Post-Sale Considerations
The final sale price is only one part of a successful deal. What your life and career look like after the transaction is just as important. These are not afterthoughts. They are critical deal points that must be negotiated and clearly defined in the legal agreements before you close.
Your Role After the Sale
For many physicians, selling does not mean retiring. You may want to continue practicing for several years, but with less administrative burden. Your employment agreement, including compensation, schedule, and level of clinical autonomy, is a crucial component of the overall deal structure. You need to have a clear understanding of your role and responsibilities under new ownership.
Protecting Your Team and Legacy
You have spent years building not just a business, but a team and a culture. A key concern for most sellers is ensuring their long-term staff are cared for during the transition. The buyer’s plan for retaining your team, including their approach to benefits and culture, should be a major point of discussion. The right partner will see your staff as one of the practice’s most valuable assets and will work to protect the legacy you have built.

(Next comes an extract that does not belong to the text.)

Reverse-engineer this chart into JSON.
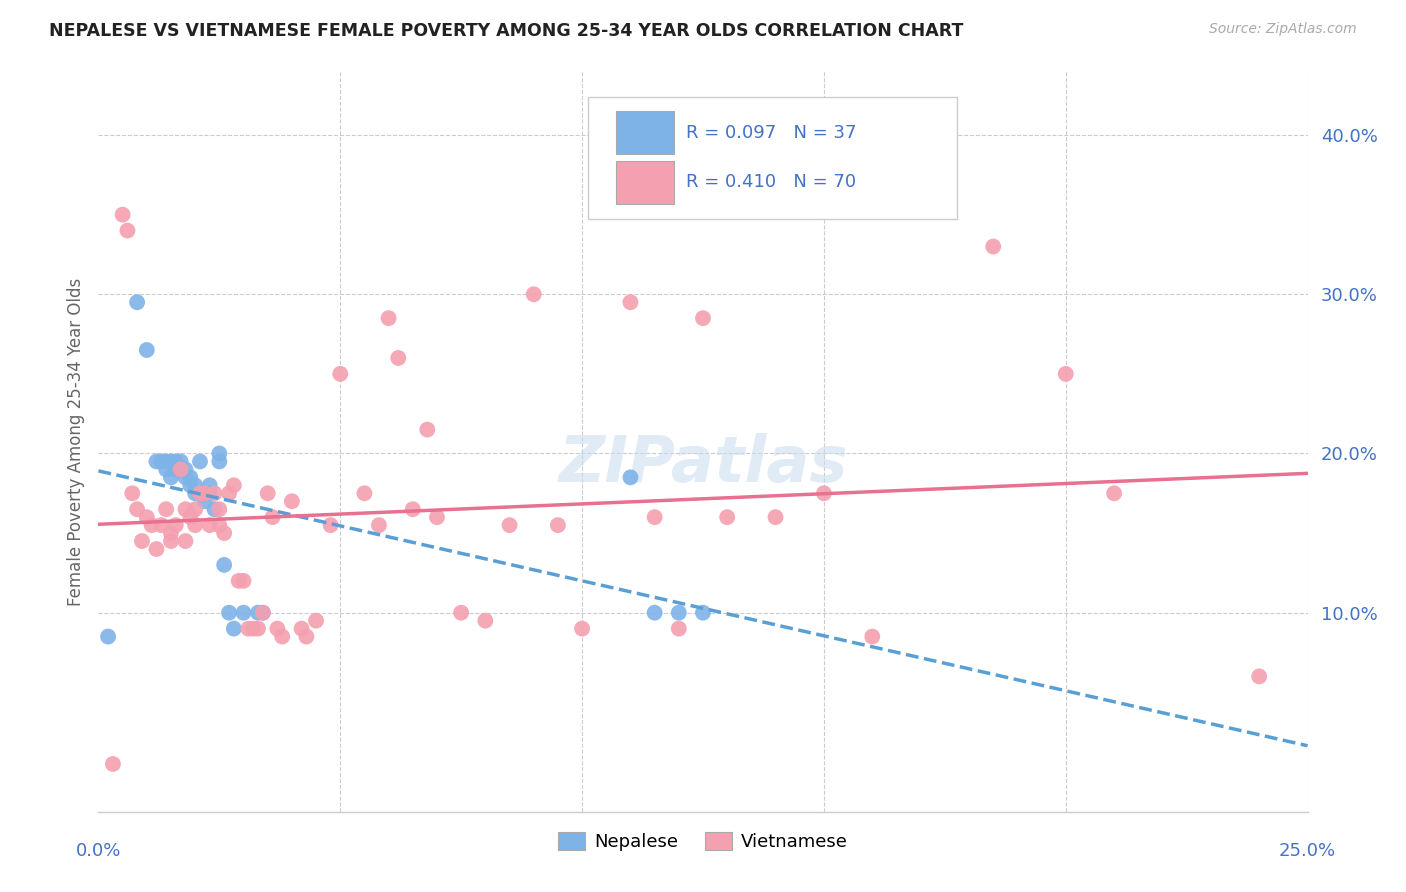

Frequently Asked Questions
Why is now a good time to sell a dermatology practice in Illinois?
The market for dermatology practices in Illinois is strong, with significant buyer interest from private equity groups and strategic health systems seeking to expand. This demand is driven by dermatology’s unique business model and growth potential, making it an attractive specialty for buyers.
What should I do to prepare my dermatology practice for sale?

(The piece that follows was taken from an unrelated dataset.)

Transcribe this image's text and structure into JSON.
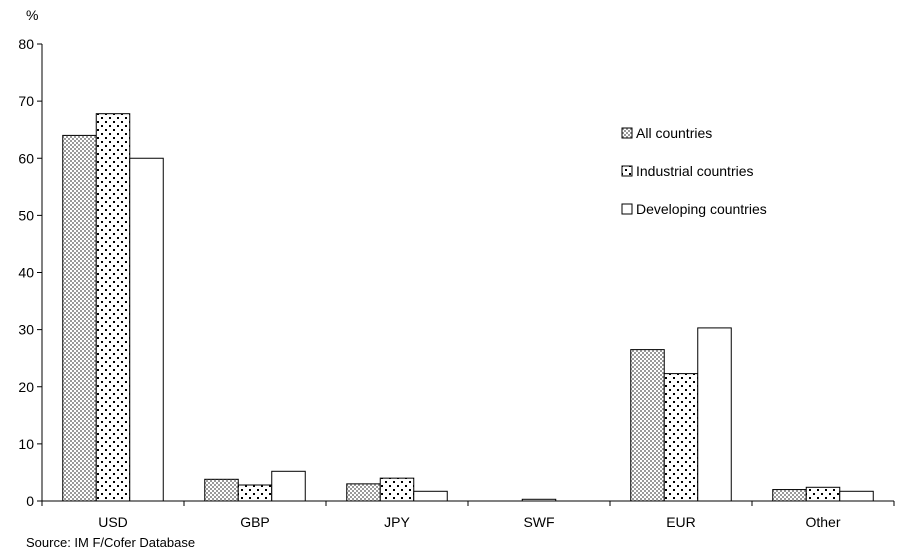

Preparation includes aligning with all practice owners on the decision to sell, organizing financial and operational documents for due diligence, and vetting potential buyers to ensure their vision and expectations align with yours. Early preparation helps avoid delays and challenges during the sale.
How is a dermatology practice in Illinois typically valued?
Valuation often starts with the practice’s Adjusted EBITDA (Earnings Before Interest, Taxes, Depreciation, and Amortization) to measure cash flow, adjusted for personal expenses or normalized salaries. Multiples vary based on size and risk: 5-7x EBITDA for smaller practices, 7-9x for mid-size, and 9x or more for large platform practices. A compelling narrative about the practice’s strengths can also enhance value.
What are the key phases in selling a dermatology practice?
The sale process includes these phases: 1) Preparation & Valuation – determine market value and prepare documents, 2) Marketing – confidentially present to vetted buyers, 3) Offers & LOI – receive and negotiate offers, 4) Due Diligence – provide requested data and manage the process, and 5) Closing – finalize legal and financial transactions.
What considerations should I keep in mind for the post-sale period?
Post-sale considerations include negotiating your future role, compensation, and clinical autonomy if you plan to continue practicing. Additionally, protecting your team’s welfare and your practice’s legacy is crucial. Discuss the buyer’s plans for staff retention, benefits, and culture to ensure a smooth transition.